BGH, Urteile vom 11.08.2010 – XII ZR 123/09 und  – XII ZR 192/08 – veröffentlicht in IMR 2010, 473

Entscheidung
Bei Anmietung von Ladengeschäften zum Betrieb eines Textileinzelhandels verschwieg der Mieter jeweils, dass er hauptsächlich Produkte der Marke „Thor Steinar“ verkaufen wird. Die Marke „Thor Steinar“ ist für ihre Nähe zur rechten Szene bekannt.
In einem Fall gab der Mieter bei den Vertragsverhandlungen an, selbst hergestellte Ware zu verkaufen. Er verschleierte damit, dass das Hauptsortiment aus den Produkten der Marke „Thor Steinar“ bestand. In dem anderen Fall war Bestandteil des Mietvertrages eine Sortimentsliste, die allgemeine Angaben zu dem beabsichtigten Bekleidungsangebot enthielt, ohne jedoch eine Marke zu nennen. In diesem Fall unterzeichnete der Mieter eine Erklärung zum Mietvertrag, in dem er versicherte, dass von seinem Gewerbe keine verfassungsrechtlich relevanten Aktivitäten ausgehen. Der Vermieter focht jeweils die Mietverträge aufgrund arglistiger Täuschung an (§ 123 Abs. 1 BGB) und nahm die Mieter aufgrund der mit der Anfechtung resultierenden Beendigung der Mietverträge auf Räumung und Herausgabe der jeweiligen Gewerbeflächen gerichtlich in Anspruch (§ 546 BGB).

Der BGH gab den Vermieter Recht und entschied, dass der Vermieter dann zur Anfechtung des Mietvertrages aufgrund arglistiger Täuschung des Mieters bei Abschluss des Mietvertrages berechtigt ist, wenn der Mieter dem Vermieter solche Umstände verschweigt, die nach Treu und Glauben unter Berücksichtigung der Verkehrssitte eine Aufklärungspflicht begründen. Hierbei handelt es sich insbesondere um solche Umstände, die geeignet sind, dem Vermieter einen erheblichen wirtschaftlichen Schaden zuzufügen.

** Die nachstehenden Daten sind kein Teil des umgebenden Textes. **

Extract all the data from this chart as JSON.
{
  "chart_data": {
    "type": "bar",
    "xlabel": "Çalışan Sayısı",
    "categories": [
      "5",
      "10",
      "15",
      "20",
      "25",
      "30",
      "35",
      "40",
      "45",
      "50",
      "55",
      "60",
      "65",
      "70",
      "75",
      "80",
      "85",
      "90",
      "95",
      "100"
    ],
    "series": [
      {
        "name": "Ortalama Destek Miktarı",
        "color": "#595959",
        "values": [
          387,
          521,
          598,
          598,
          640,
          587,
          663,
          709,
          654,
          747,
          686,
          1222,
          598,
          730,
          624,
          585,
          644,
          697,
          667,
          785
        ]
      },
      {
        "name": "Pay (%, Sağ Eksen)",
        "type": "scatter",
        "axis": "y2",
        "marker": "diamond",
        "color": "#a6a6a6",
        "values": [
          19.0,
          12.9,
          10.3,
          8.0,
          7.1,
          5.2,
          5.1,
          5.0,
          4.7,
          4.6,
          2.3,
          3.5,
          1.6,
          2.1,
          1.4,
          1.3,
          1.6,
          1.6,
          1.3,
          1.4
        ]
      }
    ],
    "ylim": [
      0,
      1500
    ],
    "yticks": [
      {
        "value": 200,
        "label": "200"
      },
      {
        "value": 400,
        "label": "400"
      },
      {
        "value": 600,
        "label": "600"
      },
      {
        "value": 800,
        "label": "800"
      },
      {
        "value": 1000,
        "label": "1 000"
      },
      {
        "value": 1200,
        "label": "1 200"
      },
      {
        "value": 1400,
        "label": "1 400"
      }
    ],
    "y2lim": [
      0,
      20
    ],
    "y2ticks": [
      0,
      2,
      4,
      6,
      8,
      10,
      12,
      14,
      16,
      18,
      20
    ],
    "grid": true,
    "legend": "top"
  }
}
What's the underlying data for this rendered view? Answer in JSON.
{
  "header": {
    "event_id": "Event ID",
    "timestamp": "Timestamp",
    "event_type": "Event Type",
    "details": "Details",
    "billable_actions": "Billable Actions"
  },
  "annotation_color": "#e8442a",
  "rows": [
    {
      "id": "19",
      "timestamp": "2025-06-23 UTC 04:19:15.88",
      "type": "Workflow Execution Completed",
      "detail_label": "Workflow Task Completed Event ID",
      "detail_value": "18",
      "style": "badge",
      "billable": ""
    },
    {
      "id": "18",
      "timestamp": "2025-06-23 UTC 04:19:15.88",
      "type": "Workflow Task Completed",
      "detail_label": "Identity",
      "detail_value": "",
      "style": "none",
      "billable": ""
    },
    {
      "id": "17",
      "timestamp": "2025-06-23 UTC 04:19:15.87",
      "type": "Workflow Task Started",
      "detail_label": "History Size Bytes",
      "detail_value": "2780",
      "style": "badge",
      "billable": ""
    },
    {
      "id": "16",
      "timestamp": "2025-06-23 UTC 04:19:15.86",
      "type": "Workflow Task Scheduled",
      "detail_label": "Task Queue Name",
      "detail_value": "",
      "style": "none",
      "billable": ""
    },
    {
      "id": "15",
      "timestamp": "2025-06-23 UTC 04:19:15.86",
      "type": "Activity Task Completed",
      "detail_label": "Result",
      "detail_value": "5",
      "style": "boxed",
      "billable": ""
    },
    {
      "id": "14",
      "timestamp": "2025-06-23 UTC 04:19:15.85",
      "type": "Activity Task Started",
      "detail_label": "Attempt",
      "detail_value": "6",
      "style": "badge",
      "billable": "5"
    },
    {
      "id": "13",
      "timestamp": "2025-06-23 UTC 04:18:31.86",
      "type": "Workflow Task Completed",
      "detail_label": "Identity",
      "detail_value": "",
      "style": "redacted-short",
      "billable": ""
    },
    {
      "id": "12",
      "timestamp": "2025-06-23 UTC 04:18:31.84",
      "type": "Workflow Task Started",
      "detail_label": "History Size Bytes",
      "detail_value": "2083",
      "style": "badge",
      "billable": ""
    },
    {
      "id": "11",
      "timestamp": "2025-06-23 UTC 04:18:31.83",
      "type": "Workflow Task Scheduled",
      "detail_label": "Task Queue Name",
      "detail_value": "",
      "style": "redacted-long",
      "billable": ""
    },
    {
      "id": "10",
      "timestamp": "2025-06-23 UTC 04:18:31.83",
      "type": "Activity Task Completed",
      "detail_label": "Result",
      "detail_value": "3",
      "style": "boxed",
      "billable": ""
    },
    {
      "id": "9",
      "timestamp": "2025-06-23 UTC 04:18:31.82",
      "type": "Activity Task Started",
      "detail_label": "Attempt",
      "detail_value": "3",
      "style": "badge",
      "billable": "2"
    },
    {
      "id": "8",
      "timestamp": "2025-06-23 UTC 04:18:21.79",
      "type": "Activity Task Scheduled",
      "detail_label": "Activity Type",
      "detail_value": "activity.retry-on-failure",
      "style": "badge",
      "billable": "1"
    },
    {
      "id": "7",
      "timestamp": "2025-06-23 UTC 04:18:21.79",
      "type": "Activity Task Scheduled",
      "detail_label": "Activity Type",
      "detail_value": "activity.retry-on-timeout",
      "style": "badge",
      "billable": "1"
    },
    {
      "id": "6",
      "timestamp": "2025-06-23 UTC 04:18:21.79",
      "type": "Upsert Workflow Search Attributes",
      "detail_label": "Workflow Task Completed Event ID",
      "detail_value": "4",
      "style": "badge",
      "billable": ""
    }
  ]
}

Die Tatsache, dass die Mieter in beiden Fällen vorwiegend die Marke „Thor Steinar“ veräußern, die rechtsradikalen Kreisen zugeordnet wird, stellt nach Feststellung des BGH einen Umstand dar, der eine Aufklärungspflicht des Mieters bei Abschluss des Mietvertrages begründete. Der BGH führt zur Begründung der Aufklärungspflicht des Mieters aus, dass der Verkauf von Waren einer Marke, die bei der öffentlichen Meinung mit einer rechtsradikalen Gesinnung in Verbindung gebracht wird, dazu führt, dass der Vermieter von Gewerberäumen, der den Verkauf dieser Waren ermöglicht, in den Ruf gerät, rechtsradikales Gedankengut zu vertreten und darüber hinaus damit rechnen muss, dass es zu Prozessen und Beschädigungen seines Eigentums und darüber hinaus zu Problemen mit weiteren Mietern kommt.

Praxishinweis
Eine allgemeine Aufklärungspflicht des Mieters besteht grundsätzlich nicht. Wenn infolge der BGH-Entscheidungen nunmehr der Mieter gehalten ist, unter Umständen selbst das Warensortiment preis zu geben, so kann dies als Wegweiser für eine erweiterte Aufklärungspflicht verstanden werden. Gerade vor dem Hintergrund, dass eine fristlose Kündigung, die auf ein Verhalten des Mieters gestützt wird, der Abmahnung bedarf (§ 543 Abs. 3 BGB), können die nunmehrigen Entscheidungen des BGH eine effektive Möglichkeit bieten, sich von einem Mieter kurzfristig zu lösen, der aufgrund seines Gewerbebetriebes in dem Objekt für Unruhe sorgt.